Depois de condenado, o teu regime prisional atenuou-se?

M. J. — Fiquei anos numa cela, onde só havia um catre com uma manta. O dia começa pelo conto: levantas-te, arranjas a cama, sentas-te no chão da cela, num sítio onde o guarda te veja. Esperas a vez para ir fazer as necessidades. A comida, miserável. Estive numa prisão em que havia recreio. Levavam-nos para o pátio, andávamos à volta, formados dois a dois, em silêncio, meia hora de manhã, outra meia hora à tarde. Passei anos sem me serem autorizadas visitas da família.

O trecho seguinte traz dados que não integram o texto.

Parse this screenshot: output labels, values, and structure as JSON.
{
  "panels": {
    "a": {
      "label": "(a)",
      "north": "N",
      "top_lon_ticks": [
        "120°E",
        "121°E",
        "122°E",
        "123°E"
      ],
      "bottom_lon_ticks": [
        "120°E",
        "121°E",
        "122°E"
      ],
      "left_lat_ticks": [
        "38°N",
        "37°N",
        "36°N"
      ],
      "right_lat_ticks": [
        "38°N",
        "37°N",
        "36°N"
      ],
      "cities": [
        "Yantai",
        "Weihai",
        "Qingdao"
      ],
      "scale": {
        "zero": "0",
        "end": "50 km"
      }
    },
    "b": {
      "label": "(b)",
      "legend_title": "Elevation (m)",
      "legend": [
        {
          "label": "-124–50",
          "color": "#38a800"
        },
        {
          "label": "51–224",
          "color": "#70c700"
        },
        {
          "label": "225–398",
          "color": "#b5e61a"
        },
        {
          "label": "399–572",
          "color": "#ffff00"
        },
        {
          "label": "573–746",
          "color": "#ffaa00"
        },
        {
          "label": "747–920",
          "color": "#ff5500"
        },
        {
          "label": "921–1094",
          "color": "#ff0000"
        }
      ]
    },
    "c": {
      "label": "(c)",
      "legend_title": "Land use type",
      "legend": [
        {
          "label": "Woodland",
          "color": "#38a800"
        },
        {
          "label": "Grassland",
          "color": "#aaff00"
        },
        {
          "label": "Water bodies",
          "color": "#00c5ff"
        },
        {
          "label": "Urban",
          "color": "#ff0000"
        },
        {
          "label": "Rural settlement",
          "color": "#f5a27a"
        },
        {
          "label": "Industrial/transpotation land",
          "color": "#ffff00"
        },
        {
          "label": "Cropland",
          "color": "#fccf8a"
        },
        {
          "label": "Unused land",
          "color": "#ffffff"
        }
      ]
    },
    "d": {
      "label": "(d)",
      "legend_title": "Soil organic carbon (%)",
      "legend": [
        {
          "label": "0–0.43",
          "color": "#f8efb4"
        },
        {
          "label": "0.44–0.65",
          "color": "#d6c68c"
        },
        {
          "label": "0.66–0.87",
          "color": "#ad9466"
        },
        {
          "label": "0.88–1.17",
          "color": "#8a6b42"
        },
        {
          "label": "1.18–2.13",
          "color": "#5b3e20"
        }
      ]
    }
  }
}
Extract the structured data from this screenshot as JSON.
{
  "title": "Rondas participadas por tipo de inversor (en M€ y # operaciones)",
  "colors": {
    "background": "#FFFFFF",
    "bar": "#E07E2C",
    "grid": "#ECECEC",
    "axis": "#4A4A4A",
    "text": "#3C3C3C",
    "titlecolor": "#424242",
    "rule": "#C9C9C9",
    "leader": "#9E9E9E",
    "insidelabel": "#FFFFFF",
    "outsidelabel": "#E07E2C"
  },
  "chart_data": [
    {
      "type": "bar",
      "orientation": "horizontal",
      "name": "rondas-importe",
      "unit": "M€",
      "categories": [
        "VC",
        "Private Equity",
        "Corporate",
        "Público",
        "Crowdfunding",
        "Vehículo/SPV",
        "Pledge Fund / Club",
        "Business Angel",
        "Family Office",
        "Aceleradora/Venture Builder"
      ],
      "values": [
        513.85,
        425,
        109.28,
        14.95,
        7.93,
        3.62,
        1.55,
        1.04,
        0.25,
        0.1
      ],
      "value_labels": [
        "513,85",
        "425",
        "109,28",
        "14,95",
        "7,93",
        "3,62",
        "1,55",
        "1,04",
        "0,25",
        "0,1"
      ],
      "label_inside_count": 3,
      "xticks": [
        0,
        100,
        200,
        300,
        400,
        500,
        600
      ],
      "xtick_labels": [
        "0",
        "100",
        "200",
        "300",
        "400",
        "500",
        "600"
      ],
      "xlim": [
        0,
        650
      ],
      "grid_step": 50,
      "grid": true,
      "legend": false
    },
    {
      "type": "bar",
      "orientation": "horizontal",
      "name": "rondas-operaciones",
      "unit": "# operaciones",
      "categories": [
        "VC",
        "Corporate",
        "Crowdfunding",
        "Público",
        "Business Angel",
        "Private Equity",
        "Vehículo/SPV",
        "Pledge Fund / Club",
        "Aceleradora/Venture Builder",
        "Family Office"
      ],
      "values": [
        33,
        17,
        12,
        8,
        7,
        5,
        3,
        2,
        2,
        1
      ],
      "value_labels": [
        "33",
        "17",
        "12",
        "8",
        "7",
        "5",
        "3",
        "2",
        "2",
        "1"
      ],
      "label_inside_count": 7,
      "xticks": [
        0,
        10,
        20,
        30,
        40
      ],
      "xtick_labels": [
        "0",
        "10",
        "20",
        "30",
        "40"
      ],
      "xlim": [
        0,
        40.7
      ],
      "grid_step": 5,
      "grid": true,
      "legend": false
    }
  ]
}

As cartas para a família eram só “Olá pai, mãe, estou bem, adeus”. Uma carta da família pode demorar meses a chegar-te à mão. Os carcereiros têm poder absoluto sobre os presos. Qualquer reclamação dá direito a castigo no segredo. Somos prisioneiros de guerra, tratam-nos como criminosos.

A vossa luta vai continuar, apesar das acusações de “terrorismo”?

M. J. — Sharon é que é o pai do terrorismo. Faz propaganda de que vai desmantelar os colonatos em Gaza para desviar as atenções do roubo de terras que prossegue na Cisjordânia com o avanço do Muro e a construção acelerada de mais colonatos. Mata palestinianos impunemente. Prossegue o objectivo estratégico de Israel: escorraçar os palestinianos, reduzir os que ficarem à situação de servidão. A paz e a segurança nunca estarão garantidas enquanto continuar este tratamento brutal sobre o nosso povo.